The Deacon and I looked at each other.
Again, I was the “big face” rock climber of the trio. I was the one who would be expected to free-climb rock on Everest, say, if we ever reached that battleship prow of the so-called Second Step near the summit along the North East Ridge above 28,000 feet.
But for the moment, I was terrified.
“I’m next,” said the Deacon and, shrugging on a 100-foot coil of J.C.’s “good rope,” walked up to the ice wall with both ice hammers raised.
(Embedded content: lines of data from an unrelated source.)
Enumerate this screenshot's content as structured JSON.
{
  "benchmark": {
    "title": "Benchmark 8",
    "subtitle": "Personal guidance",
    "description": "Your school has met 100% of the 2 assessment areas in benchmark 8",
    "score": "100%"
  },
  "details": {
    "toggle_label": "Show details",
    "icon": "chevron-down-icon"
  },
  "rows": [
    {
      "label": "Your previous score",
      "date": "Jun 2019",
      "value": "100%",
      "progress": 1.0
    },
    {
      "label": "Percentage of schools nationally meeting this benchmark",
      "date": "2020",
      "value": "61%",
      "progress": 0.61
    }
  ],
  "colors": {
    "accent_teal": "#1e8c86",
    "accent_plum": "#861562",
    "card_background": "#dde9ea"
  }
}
None of us wanted to stay in that pathetic inn again in Cerrigydrudion or anyplace close to Wales, so the Deacon drove us all the way back to London through the dusk and long, dark night. The Vauxhall’s headlights were still little more than useless, but once on the real highways again after dark, he tucked the Vauxhall in behind various lorries and we followed them closely, using their tiny little red taillights as our guide. We’d taken time to wrestle and button and snap the roof, windows, and side flaps back into place. Somehow the heater seemed to be working at last (or perhaps it was just our overheated bodies), and Jean-Claude was sprawled across the cushions and gear bags in the backseat, snoring all the way home. When the Deacon and I talked, it was in low, almost reverent voices. I kept thinking about the incredible day and the incredible revelations Jean-Claude had given us.